Overview
The Michal Linial's Lab is doing computational and wet, interdisciplinary biological research.
Our main focus is methodology development, combining knowledge in genomics and proteomics towards the understanding of molecular and cellular functions in health and disease.
Some of our current research aims
Cancer
- Identifying predisposition and driver cancer genes.
The molecular basis of diseases
- Finding promising treatments for the ageing brain through its gene expression signature.
- Understanding the genetic and cellular causes of obesity, depression and autoimmune diseases.
- Identifying genes impacted by de-novo and ultra-rare variations in autism.
Genetics through the lens of proteomics
- Modeling the proteomic causes of human phenotypes and diseases using machine-learning.
- Quantifying short-term human evolution via proteomic variation.
- Inferring the clinical consequences of protein-interface mutations.
RNA regulation
- Determining the regulatory significance of the alternative use of alleles in single cells.

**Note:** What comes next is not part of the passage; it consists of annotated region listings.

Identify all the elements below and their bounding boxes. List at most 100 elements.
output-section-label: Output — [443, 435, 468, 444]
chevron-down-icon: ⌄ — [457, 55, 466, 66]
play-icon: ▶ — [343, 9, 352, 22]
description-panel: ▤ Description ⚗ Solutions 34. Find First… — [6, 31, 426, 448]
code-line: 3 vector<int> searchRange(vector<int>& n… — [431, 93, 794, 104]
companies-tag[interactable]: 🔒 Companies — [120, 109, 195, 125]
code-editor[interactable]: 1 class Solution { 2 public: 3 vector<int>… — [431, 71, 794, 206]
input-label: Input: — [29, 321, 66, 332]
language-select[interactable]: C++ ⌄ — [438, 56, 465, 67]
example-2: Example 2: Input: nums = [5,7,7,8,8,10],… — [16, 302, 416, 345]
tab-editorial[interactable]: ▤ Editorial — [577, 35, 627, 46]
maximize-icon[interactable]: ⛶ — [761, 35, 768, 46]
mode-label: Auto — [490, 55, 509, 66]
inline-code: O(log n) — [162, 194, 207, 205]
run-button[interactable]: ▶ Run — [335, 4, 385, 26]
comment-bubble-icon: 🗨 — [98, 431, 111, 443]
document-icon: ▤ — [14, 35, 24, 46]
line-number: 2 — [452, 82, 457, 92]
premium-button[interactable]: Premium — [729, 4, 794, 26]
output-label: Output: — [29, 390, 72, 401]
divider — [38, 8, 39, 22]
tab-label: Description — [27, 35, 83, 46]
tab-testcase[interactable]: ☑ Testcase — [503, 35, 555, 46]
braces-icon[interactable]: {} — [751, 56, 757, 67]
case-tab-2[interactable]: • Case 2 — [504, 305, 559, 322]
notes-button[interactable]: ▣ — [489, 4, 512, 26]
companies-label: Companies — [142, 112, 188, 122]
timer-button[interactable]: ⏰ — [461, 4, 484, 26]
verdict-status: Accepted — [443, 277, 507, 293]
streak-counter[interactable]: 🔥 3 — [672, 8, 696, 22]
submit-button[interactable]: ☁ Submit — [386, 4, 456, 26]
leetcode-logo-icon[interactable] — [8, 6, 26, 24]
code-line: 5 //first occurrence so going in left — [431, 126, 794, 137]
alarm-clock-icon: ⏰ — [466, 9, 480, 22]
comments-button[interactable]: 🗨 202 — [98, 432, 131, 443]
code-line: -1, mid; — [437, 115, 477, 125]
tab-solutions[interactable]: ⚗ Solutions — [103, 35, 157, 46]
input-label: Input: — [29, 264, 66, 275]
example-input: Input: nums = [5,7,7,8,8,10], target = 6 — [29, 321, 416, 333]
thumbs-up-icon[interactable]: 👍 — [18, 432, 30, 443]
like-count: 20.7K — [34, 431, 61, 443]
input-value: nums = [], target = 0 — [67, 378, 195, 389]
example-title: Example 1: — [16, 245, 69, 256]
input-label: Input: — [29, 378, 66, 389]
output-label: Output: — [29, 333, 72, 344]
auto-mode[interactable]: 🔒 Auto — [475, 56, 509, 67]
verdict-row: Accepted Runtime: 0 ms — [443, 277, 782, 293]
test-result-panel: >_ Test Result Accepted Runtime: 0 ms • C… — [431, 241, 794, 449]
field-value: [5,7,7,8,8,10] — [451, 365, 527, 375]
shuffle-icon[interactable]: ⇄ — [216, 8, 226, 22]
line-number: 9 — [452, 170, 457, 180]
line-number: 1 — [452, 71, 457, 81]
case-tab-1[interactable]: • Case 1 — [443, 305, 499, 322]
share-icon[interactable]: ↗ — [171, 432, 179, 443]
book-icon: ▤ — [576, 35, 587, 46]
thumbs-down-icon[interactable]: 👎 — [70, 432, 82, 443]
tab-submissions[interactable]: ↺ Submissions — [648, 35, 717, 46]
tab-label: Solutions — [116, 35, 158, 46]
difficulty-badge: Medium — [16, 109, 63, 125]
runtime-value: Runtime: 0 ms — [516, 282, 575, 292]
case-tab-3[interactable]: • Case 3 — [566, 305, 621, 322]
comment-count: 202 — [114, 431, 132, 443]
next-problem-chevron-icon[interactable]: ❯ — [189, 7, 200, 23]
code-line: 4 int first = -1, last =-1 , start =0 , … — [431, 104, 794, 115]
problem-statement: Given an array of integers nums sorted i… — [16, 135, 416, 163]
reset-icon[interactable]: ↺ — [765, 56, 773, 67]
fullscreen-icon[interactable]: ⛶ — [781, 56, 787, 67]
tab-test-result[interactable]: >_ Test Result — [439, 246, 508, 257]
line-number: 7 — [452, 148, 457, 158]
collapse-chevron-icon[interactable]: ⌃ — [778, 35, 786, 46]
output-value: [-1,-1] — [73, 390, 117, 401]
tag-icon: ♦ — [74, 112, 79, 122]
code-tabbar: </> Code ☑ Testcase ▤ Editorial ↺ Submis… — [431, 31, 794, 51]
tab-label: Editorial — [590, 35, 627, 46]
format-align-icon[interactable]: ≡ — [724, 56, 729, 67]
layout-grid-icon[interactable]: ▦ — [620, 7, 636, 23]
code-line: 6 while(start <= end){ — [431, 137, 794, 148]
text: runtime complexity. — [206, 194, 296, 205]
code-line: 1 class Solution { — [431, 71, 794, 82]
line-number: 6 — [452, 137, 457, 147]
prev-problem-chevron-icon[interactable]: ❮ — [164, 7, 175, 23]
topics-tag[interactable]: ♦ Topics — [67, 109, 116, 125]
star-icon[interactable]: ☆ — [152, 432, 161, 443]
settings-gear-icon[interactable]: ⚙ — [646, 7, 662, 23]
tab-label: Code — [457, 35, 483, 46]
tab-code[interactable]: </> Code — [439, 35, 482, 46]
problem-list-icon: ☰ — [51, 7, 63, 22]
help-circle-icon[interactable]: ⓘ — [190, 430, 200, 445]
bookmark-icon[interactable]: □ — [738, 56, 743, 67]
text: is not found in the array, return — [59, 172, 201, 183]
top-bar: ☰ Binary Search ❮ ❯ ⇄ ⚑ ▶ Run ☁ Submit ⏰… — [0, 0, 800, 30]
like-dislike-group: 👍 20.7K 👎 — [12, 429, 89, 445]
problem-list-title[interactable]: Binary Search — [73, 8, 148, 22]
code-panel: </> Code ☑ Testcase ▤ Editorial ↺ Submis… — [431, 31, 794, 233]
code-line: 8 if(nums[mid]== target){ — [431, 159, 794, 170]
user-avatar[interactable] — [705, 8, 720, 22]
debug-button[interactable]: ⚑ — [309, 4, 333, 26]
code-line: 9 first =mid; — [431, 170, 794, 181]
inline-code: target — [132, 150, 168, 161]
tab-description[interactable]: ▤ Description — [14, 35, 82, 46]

- Simulating the network of miRNA composition in cells.
- Making sense of the presence of miRNAs at the nucleus.
- Characterizing the long-term evolution of non-coding small RNAs.
Databases we work with
We mostly work with public large-scale databases, including:
- The UK Biobank Extensive genomic, clinical and lifestyle data covering ~500,000 British individuals
- The Cancer Genome Atlas (TCGA) Somatic and germline genetic variations in ~14,000 individuals across 33 cancer types
- SFARI Phenotypic and genomic data of ~50,000 children with autism (and trios).